Thursday, May 21, 2015

Home made raffle tickets

I tend to think people who sew can turn their hand to pretty much anything - and turn their sewing machine to pretty much anything too.... like creating perforations in raffle tickets.


I used the online TicketMaker programme to create the tickets. One word of advice - it's much easier to remove fields from the template than to add them, so try to make your data fit in the existing template rather than muck around with it too much.

Once printed (8 per A4 size), I ran the pages of tickets through the sewing machine (about 6 pages at a time - how many you can perforate depends on the strength of your sewing machine), before cutting and collating.

A book of 5 tickets was sent home with each family at the school, with the request that they buy or sell the tickets at $1 each ($5 for the book of tickets), or return the tickets.
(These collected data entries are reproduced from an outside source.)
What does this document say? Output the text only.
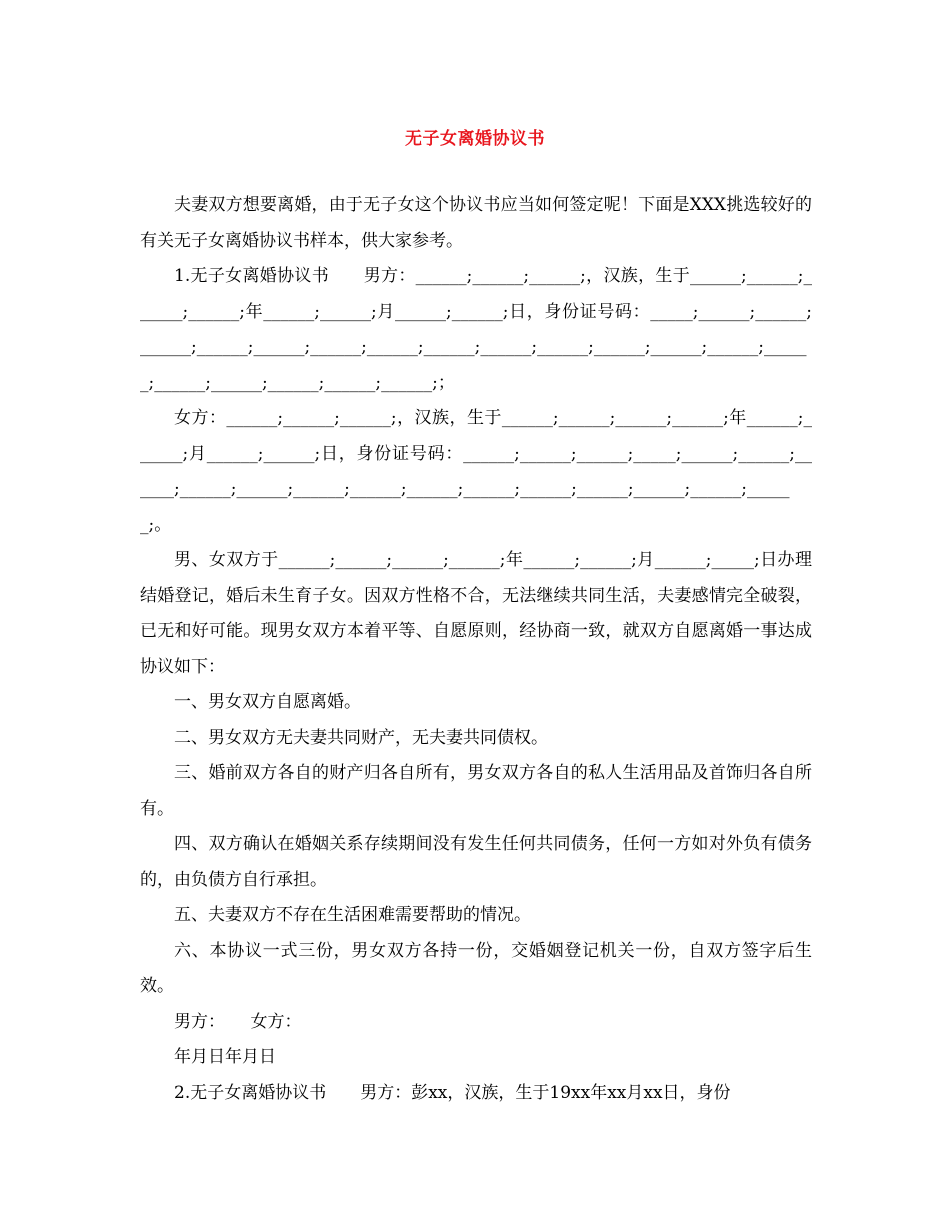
无子女离婚协议书

夫妻双方想要离婚，由于无子女这个协议书应当如何签定呢！下面是XXX挑选较好的有关无子女离婚协议书样本，供大家参考。

1.无子女离婚协议书　　男方：______;______;______;，汉族，生于______;______;______;______;年______;______;月______;______;日，身份证号码：_____;______;______;______;______;______;______;______;______;______;______;______;______;______;______;______;______;______;______;______;；

女方：______;______;______;，汉族，生于______;______;______;______;年______;______;月______;______;日，身份证号码：______;______;______;_____;______;______;______;______;______;______;______;______;______;______;______;______;______;______;。

男、女双方于______;______;______;______;年______;______;月______;_____;日办理结婚登记，婚后未生育子女。因双方性格不合，无法继续共同生活，夫妻感情完全破裂，已无和好可能。现男女双方本着平等、自愿原则，经协商一致，就双方自愿离婚一事达成协议如下：

一、男女双方自愿离婚。

二、男女双方无夫妻共同财产，无夫妻共同债权。

三、婚前双方各自的财产归各自所有，男女双方各自的私人生活用品及首饰归各自所有。

四、双方确认在婚姻关系存续期间没有发生任何共同债务，任何一方如对外负有债务的，由负债方自行承担。

五、夫妻双方不存在生活困难需要帮助的情况。

六、本协议一式三份，男女双方各持一份，交婚姻登记机关一份，自双方签字后生效。

男方：　　女方：

年月日年月日

2.无子女离婚协议书　　男方：彭xx，汉族，生于19xx年xx月xx日，身份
Naturally most families just sent back the cash and the ticket stubs, and waited for their number to be drawn.

Usually we would only sell tickets on the night of our markets, and maybe make $100. We made over $500 on this raffle.

There are always local laws pertaining to the running of raffles - licenses are usually required unless the raffle is limited in scope (eg just run within a community group), limited in time (just sold at one venue on one night) or limited in prize value. We kept our prize value below the local gaming law $200 ceiling that enabled us to run the raffle over a week and beyond our local community.

1 comment:

  1. Oh wow, I had no idea you could do this with a sewing machine! It's a good use of machine needles which have gone a bit blunt, no?